Wireless charging system could could reduce maintenance and improve performance of safety sensors on roll-up doors.

Wireless charging system could could reduce maintenance and improve performance of safety sensors on roll-up doors.

More than 80 senior projects at the Milwaukee School of Engineering (MSOE) were recently on public display at the campus, ranging from a solar-powered garden irrigation system to a high-speed overhead door.

The projects represented months of work by teams of students who, in some cases, collaborated with area companies to solve a problem or come up with a better idea for something. One of the teams included students Marcelo Alves, Jesus Arguelles Chavira, Eric Fredericksen, and Assad Rashwan, redesigned a Rytec high-speed roll-up door. Rytec is one of the leading manufacturers of roll-up doors used in factories, food-processing plants, automobile garages and many other places. Some of the doors can open and close at speeds of more than 8 feet per second, useful in a refrigerated food plant, for example, to keep the cold air in and warm air out when people come and go.

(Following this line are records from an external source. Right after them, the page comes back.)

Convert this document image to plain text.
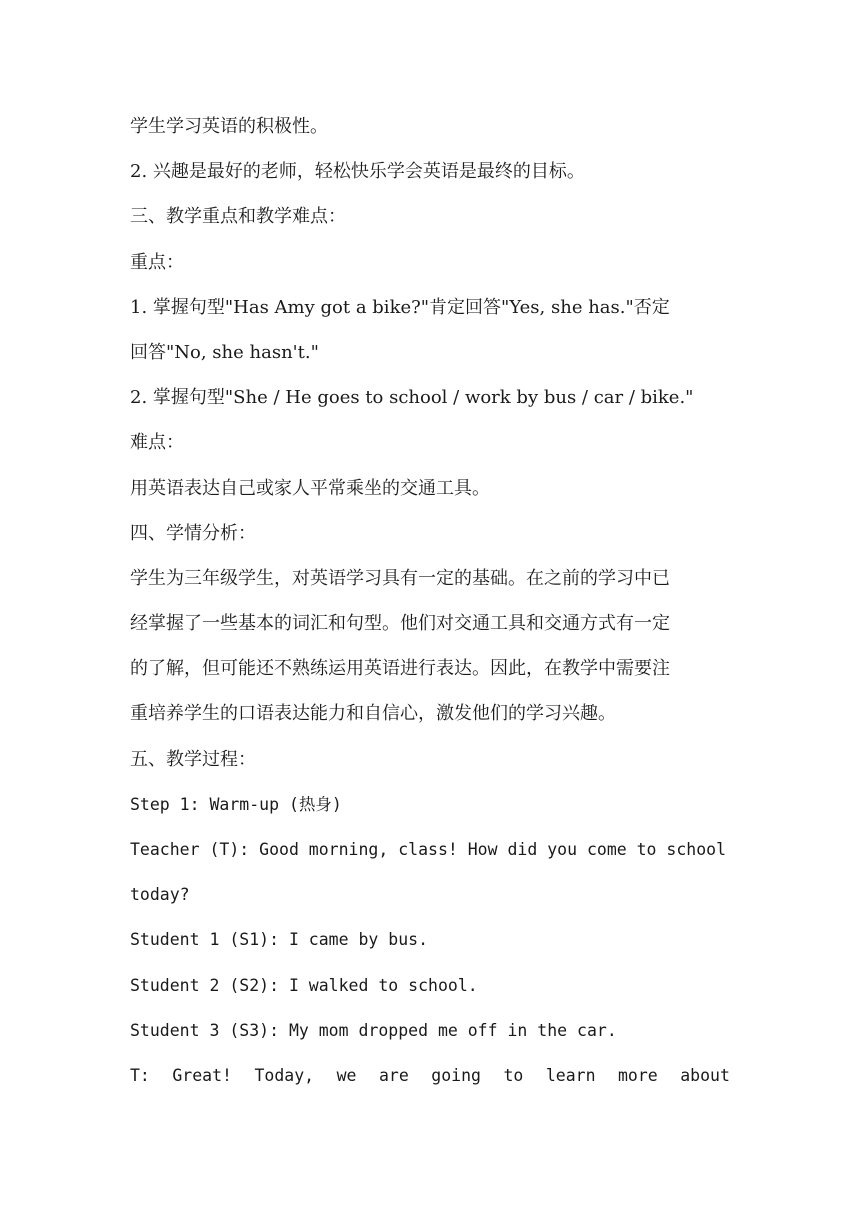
学生学习英语的积极性。
2. 兴趣是最好的老师，轻松快乐学会英语是最终的目标。
三、教学重点和教学难点：
重点：
1. 掌握句型"Has Amy got a bike?"肯定回答"Yes, she has."否定
回答"No, she hasn't."
2. 掌握句型"She / He goes to school / work by bus / car / bike."
难点：
用英语表达自己或家人平常乘坐的交通工具。
四、学情分析：
学生为三年级学生，对英语学习具有一定的基础。在之前的学习中已
经掌握了一些基本的词汇和句型。他们对交通工具和交通方式有一定
的了解，但可能还不熟练运用英语进行表达。因此，在教学中需要注
重培养学生的口语表达能力和自信心，激发他们的学习兴趣。
五、教学过程：
Step 1: Warm-up (热身)
Teacher (T): Good morning, class! How did you come to school
today?
Student 1 (S1): I came by bus.
Student 2 (S2): I walked to school.
Student 3 (S3): My mom dropped me off in the car.
T: Great! Today, we are going to learn more about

The doors have electronic safety sensors and communication systems that are powered using replaceable batteries or a power cord. The students developed a wireless charging system that replaces the batteries or cord with a capacitor, which stores electricity like a battery, and has power transferred to it without wires.

The changes could be significant for Rytec, said Jeff Malinowski, director of engineering. Rytec will run additional testing and analysis to determine the idea’s feasibility. This was Rytec’s first time collaborating with MSOE students on their senior projects.

“There are some advantages to working with undergraduates because, after you’ve been in the industry for a while, you tend to get tunnel vision or just become accustomed to how things are done,” Malinowski said. “If you bring in somebody new, whether they’re fresh out of school or a student, they ask a lot of questions. And in many cases, it makes you take another look at what you’re doing.”